Le Fil du Temps – Voyage au cœur du textile avec Bonvallet, mémoire vivante d’Amiens
La brise légère souffle sur les toits d’Amiens.
En ce matin ensoleillé du 17 juin 2025, mes pas me guident vers un quartier discret, où une brique rouge patinée par le temps garde encore les secrets d’un savoir-faire oublié.
Sur le fronton d’un ancien atelier, un nom résiste au temps : Bonvallet.

Aux origines d’une maison textile et du velours à Samarobriva
Le textile à Samarobriva
Bien avant que le nom Bonvallet n’apparaisse sur les frontons amiénois, le textile faisait déjà partie de l’histoire profonde de la région.
À l’époque gallo-romaine, Amiens — alors connue sous le nom de Samarobriva — était un important carrefour commercial où les tissus circulaient avec les caravanes marchandes.
En effet, Amiens bénéficie depuis le Moyen Âge d’une position stratégique entre Paris, la Belgique et les Flandres.
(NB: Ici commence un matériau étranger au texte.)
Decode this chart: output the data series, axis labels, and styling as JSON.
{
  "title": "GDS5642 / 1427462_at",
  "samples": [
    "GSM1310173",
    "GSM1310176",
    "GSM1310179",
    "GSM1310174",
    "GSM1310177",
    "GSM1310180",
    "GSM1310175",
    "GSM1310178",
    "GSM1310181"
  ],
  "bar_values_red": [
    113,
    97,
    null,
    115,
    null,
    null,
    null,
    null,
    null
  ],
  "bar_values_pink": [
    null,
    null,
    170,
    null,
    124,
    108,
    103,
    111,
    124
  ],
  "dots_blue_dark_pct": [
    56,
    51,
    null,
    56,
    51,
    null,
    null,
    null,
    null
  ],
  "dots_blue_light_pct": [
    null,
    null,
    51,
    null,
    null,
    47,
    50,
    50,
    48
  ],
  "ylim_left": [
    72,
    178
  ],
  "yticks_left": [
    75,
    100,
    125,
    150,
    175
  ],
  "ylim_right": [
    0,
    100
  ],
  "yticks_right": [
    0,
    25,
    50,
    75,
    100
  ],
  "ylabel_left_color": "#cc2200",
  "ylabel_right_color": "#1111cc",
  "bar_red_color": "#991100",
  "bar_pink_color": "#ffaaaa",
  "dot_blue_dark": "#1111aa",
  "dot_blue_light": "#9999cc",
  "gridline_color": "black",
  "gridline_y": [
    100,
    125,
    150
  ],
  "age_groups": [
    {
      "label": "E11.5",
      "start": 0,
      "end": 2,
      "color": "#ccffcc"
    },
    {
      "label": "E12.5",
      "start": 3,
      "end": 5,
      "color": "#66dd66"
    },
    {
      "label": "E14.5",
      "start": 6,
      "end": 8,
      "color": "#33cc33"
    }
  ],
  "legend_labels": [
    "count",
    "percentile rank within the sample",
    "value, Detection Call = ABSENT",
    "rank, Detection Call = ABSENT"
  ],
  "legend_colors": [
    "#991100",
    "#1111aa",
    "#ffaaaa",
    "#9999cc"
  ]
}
Un point de passage privilégié pour les matières premières textiles.
Le développement des petites manufactures
Au XVIIIe siècle déjà, les artisans de la région maîtrisent le cardage de la laine, le tissage du lin et la teinture naturelle.
Avec la Révolution industrielle, les petites manufactures se développent autour du quartier Saint-Leu, où le réseau hydraulique permet de faire tourner les premières machines.
Des fouilles archéologiques ont révélé la présence de fibres teintes, de métiers à tisser rudimentaires, et d’outils liés au travail du lin et de la laine.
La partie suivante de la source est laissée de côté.